Implement Cookie Consent Requirements
Cookie consent requirements are a critical part of GDPR complaince and is critical to your app's success. To prevent your app from being uninstalled by customers striving for compliance, ensure your app's compatibility with the requirements and test thoroughly.
Make sure to:
- Check the visitor's consent policy at the start of each session, and comply completely with the set policy.
- Listen to changes in the policy during the session, and comply with any changes.
The following sections describe how to complete these two steps based on extension type.
iframe apps
Access the visitors’ consent policies with these wix.utils functions:
- getCurrentConsentPolicy – Get the current user policy.
- onConsentPolicyChanged – Listen to any changes in the policy.
Worker iframe apps
Access the visitors’ consent policies with these wix.worker functions:
- Utils.getCurrentConsentPolicy – Get the current user policy.
- Utils.onConsentPolicyChanged – Listen to any changes in the policy.
The consent policy will also be passed as a query param in the iframe URL.
Embedded script apps
Embedded script apps will be automatically rendered or blocked based on the site visitor’s approval or denial of the above options, which correspond to the script type selected during setup.
If your script falls into more than one category (for example, it's Functional, but also collects Analytics about users) you should select the more restrictive category (so in our example, the script should be marked as Analytics).
If your script has marketing or analytical functionalities but needs to be listed in one of the less restrictive categories in order to carry out its main functionalities, you should do one of the following:
- Create two embedded script components, each one containing the relevant script for its category.
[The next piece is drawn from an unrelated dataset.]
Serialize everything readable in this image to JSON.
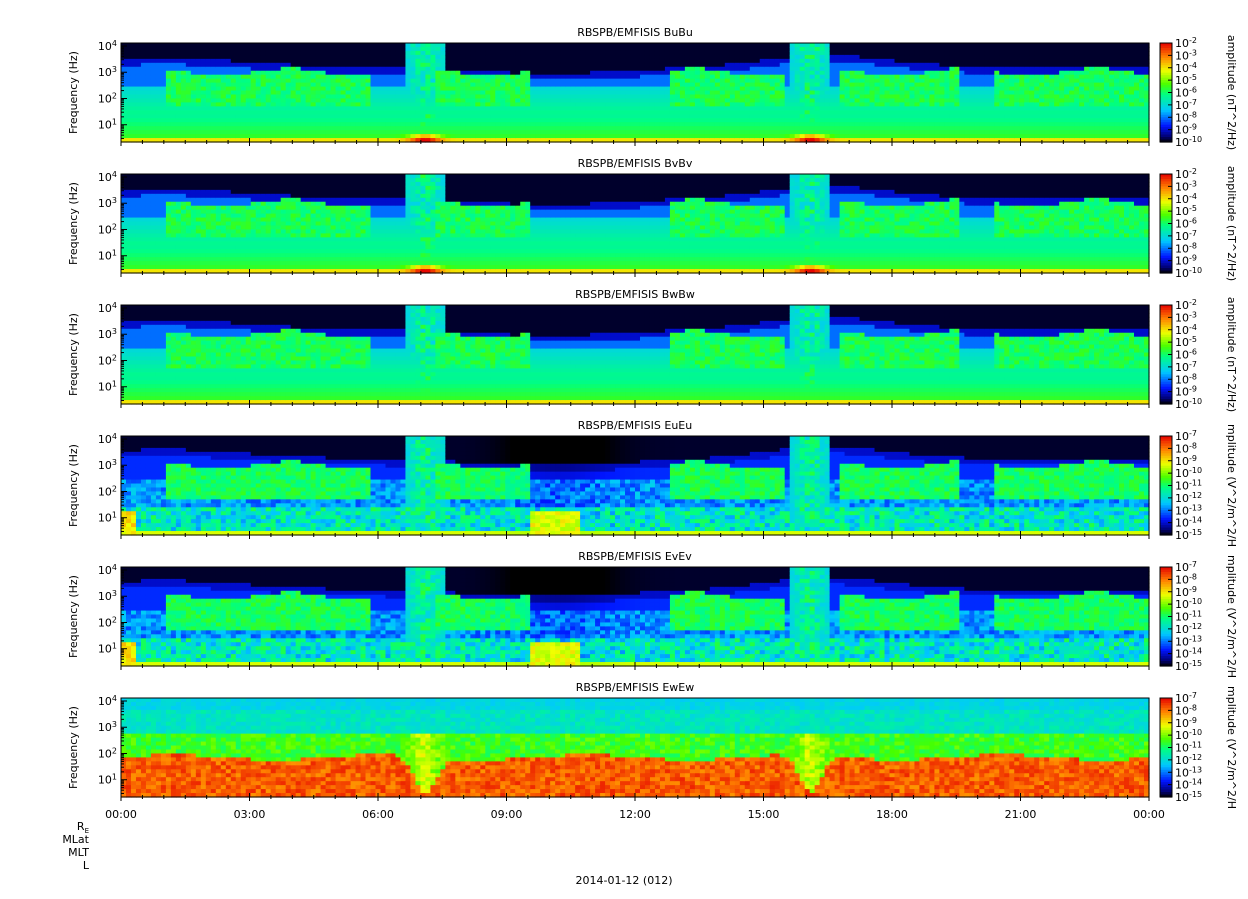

- Have conditional code that checks the policy before running code that requires a more lax policy. If your script structure does not allow you to do this, you can ask for approval to be marked as Functional/Essential via our support, as long as your app takes the user policy into account.
In order to take the users’ selected policy into account, you should use a client side API and event:
- consentPolicyManager.getCurrentConsentPolicy() – Get the current user policy.
- consentPolicyChanged – Listen to any changes in the policy. This is a custom event triggered on the document when the policy is changed.
This means that the rest of your script (or functionality) should be loaded only if the user has accepted.
Function – getCurrentConsentPolicy(callback)
window.consentPolicyManager.getCurrentConsentPolicy()
Property | Type | Description |
---|---|---|
defaultPolicy | boolean | False only if the User has selected a policy |
policy | ConsentPolicy (object) | The policy that is currently active |
createdDate | Date / undefined | If this is NOT a defaultPolicy this is when the policy was set |
ConsentPolicy includes:
Property | Type | Description |
---|---|---|
essential | boolean | Always true - means we allow our necessary cookies / BI |
analytics | boolean | If we are allowed to send / use analytics cookies / BI |
functional | boolean | If we are allowed to send / use functional cookies / BI |
advertising | boolean | If we are allowed to send / use advertising cookies / BI |
dataToThirdParty | boolean | Relates to CCPA law - if we are allowed to transfer data to 3rd parties or embed their scripts |
Event – consentPolicyChanged
Dispatched on the document object. Triggers when a consent policy change was completed successfully.
Sample listener code:
1
The detail object under the event contains a ConsentPolicy object.
Wix Blocks apps
Access the visitors’ consent policies with these Velo functions:
- getCurrentConsentPolicy() – Get the current user policy.
- onConsentPolicyChanged – Listen to any changes in the policy.